The Mudcat Café TM
Thread #109490   Message #2290278
Posted By: Rowan
16-Mar-08 - 11:54 PM
Thread Name: BS: Half moon - science question - ???
Subject: RE: BS: Half moon - science question - ???
I'm looking at a nice half moon today, easily visible in the bright blue afternoon sky on a brightly sunlit day. You can see the half of the moon that's lit by the sun, but the dark half is invisible.

If you'd waited until a while after sunset you'd also have seen the "invisible" half. That's because there is, in most of the orientations of the Sun-Earth-Moon system, sufficient light reflected from the earth's surface to reach the moon, illuminate even the part of its surface shaded from the sun and be reflected back to the earth.
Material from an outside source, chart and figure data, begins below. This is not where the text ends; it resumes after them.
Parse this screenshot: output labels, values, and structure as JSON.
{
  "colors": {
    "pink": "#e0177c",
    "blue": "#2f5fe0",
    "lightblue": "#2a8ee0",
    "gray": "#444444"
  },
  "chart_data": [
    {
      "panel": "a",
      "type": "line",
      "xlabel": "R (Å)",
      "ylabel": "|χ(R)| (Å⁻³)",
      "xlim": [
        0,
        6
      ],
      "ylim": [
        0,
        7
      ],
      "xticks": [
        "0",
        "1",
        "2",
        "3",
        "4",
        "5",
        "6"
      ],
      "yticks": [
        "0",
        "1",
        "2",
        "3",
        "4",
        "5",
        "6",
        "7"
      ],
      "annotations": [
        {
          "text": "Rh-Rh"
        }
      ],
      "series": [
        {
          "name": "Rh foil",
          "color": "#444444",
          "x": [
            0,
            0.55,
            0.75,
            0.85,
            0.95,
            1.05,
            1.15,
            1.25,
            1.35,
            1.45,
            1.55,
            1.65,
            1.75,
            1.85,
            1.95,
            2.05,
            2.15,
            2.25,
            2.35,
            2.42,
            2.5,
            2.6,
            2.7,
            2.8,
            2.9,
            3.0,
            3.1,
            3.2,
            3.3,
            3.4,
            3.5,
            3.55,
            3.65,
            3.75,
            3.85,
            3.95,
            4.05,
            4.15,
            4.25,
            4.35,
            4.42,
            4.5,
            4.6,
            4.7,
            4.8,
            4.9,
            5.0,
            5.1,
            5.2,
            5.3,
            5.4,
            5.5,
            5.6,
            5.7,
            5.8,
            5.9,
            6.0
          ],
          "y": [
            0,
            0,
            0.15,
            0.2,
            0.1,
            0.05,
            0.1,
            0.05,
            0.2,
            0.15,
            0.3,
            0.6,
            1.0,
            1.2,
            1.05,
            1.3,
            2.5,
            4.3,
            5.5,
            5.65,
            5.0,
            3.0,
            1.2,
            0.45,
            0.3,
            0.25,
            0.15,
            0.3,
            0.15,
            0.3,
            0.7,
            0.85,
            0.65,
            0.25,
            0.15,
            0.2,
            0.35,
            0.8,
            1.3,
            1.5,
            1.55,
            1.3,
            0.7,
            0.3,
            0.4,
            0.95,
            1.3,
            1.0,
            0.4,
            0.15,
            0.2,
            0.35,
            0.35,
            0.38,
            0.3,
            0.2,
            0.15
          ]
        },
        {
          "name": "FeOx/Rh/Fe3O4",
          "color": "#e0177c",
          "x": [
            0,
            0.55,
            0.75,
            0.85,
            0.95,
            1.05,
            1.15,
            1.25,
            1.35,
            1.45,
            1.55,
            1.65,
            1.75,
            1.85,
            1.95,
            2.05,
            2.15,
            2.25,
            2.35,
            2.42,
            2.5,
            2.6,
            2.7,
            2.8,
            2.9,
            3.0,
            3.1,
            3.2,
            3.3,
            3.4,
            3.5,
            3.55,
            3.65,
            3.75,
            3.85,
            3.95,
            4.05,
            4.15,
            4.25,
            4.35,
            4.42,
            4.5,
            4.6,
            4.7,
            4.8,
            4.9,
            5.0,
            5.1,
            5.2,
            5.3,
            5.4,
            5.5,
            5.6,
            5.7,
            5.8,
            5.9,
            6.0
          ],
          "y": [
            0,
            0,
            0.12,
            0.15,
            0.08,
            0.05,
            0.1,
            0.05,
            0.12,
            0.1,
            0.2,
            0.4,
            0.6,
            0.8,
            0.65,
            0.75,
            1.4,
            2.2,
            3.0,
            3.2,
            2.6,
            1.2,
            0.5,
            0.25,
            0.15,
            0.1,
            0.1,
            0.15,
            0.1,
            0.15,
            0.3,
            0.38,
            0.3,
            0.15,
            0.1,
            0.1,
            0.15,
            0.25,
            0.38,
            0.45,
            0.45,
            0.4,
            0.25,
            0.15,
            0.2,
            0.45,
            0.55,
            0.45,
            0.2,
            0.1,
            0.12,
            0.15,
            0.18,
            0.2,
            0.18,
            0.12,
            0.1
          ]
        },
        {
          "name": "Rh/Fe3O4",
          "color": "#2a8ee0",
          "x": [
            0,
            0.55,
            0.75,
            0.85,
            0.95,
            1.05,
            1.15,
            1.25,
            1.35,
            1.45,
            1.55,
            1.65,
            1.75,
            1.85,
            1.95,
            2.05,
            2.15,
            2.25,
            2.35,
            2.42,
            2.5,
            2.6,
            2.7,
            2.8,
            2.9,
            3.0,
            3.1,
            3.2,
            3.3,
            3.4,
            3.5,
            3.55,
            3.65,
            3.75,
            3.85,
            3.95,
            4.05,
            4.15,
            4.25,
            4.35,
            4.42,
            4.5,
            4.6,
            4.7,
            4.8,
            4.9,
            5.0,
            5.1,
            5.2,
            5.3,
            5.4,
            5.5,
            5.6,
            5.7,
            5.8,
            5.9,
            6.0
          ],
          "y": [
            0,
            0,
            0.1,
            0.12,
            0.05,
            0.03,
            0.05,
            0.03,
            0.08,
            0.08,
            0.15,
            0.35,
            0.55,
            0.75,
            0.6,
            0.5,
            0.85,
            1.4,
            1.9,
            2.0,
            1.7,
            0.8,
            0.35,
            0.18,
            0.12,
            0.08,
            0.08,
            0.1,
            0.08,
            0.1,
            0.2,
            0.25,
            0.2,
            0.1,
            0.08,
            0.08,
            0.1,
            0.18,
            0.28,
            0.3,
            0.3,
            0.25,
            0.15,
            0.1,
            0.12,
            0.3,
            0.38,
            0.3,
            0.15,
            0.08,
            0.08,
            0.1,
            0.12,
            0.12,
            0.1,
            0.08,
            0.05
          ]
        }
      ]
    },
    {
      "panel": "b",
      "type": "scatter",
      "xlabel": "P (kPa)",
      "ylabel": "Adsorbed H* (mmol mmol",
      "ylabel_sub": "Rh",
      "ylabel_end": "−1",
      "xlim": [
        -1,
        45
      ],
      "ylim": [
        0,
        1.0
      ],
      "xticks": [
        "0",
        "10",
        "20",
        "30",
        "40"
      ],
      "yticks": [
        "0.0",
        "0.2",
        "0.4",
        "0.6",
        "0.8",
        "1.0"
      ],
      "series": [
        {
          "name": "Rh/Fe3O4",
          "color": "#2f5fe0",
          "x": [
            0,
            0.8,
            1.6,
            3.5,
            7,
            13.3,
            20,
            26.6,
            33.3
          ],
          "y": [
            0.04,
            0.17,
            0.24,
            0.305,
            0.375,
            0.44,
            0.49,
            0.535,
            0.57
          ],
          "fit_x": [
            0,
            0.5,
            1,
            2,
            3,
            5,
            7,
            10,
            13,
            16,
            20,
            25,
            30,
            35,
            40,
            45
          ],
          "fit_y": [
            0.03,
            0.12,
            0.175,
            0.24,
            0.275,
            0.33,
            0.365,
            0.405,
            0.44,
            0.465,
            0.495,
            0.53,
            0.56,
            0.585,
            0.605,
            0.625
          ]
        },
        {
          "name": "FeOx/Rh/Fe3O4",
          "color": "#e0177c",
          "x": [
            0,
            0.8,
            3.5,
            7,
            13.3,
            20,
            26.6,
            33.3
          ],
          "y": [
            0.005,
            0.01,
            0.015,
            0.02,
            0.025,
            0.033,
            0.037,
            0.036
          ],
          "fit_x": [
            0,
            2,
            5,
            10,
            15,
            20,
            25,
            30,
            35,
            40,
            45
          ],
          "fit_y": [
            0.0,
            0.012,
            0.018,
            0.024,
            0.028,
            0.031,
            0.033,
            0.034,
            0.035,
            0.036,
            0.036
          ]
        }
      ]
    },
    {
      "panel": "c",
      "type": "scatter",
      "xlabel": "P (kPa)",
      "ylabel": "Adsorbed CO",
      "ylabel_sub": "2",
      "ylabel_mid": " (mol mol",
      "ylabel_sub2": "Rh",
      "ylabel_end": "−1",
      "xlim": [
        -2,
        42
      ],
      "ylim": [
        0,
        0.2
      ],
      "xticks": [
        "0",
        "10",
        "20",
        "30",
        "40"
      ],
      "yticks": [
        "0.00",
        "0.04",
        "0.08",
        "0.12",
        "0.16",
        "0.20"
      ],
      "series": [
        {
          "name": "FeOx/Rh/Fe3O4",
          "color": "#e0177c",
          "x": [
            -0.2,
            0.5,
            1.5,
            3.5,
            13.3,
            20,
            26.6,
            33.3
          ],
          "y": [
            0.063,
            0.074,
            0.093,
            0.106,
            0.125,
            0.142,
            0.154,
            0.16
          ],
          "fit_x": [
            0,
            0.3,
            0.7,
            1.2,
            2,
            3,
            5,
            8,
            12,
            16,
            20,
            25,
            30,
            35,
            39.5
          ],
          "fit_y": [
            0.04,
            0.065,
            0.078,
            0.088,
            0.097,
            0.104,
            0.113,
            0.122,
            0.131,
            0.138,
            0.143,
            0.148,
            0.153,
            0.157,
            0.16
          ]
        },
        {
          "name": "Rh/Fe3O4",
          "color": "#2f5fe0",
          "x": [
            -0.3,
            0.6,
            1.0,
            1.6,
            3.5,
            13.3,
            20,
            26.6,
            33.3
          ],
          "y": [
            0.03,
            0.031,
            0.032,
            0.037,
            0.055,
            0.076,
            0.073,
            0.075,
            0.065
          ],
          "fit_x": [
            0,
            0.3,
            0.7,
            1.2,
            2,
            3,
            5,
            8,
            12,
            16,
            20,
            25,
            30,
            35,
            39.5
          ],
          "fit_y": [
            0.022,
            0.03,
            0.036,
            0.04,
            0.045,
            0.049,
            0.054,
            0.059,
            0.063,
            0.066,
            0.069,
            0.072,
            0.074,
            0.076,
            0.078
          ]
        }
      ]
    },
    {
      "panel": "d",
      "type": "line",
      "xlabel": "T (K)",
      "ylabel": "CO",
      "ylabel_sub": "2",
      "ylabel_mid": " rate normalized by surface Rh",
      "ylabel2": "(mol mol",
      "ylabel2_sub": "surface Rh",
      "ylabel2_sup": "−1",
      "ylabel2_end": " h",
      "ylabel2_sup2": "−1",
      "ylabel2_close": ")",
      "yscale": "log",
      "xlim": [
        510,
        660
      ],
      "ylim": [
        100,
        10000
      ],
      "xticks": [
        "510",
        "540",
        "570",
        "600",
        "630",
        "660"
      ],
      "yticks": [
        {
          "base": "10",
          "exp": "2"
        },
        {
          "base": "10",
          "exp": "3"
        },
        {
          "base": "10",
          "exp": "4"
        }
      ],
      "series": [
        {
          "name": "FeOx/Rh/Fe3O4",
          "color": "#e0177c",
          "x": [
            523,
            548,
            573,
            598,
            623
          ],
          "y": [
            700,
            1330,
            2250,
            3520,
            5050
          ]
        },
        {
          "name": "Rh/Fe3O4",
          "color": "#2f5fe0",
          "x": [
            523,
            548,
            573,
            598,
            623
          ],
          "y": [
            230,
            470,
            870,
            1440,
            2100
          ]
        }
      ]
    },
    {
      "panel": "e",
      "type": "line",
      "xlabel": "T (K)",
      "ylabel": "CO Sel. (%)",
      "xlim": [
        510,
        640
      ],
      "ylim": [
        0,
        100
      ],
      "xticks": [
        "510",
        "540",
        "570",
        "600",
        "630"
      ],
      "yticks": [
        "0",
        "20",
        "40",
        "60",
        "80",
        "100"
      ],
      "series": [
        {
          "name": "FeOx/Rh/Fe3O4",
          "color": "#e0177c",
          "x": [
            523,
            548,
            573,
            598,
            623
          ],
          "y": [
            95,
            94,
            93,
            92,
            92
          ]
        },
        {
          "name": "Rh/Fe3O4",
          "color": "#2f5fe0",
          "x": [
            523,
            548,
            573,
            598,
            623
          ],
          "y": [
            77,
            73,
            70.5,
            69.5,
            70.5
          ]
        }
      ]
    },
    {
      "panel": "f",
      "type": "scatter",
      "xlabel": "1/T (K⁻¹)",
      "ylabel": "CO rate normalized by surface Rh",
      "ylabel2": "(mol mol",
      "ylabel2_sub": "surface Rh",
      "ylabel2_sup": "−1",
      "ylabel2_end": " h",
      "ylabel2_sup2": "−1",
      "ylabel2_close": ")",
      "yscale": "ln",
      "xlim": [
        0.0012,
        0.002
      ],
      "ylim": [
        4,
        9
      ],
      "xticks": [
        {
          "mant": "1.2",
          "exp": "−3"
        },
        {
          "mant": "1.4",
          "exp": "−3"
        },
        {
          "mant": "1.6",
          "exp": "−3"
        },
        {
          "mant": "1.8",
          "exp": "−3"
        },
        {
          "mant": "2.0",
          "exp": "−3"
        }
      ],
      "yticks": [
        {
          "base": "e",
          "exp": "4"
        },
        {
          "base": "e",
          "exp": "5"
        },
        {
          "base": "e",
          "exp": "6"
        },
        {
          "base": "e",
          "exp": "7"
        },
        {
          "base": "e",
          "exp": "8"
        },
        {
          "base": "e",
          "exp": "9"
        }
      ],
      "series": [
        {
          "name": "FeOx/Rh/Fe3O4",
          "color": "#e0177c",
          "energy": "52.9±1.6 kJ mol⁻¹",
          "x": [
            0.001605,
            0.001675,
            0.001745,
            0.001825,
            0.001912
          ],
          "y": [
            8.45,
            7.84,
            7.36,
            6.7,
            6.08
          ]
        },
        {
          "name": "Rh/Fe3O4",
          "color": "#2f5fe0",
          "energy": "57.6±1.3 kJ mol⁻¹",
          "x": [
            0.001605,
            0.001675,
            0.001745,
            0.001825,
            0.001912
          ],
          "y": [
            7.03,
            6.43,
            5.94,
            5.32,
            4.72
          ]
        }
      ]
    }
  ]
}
When there is very little haze you can even see the moon when it appears as only a fingernail and thus near "new".

I suspect it is an incompletely remembered understanding of this type of visibility that is at the bottom of Little Hawk's (and others') misapprehension that inspired his original question. And, while we're at it, the "perfect" full moon is an eclipsed one (a full lunar eclipse) and the light reflected from the moon's surface in that moment is sunlight that has been refracted through the earth's atmosphere, which is why it is copper-coloured. A full solar eclipse, conversely, is the "perfect" new moon, but it's not a good idea to look directly at it.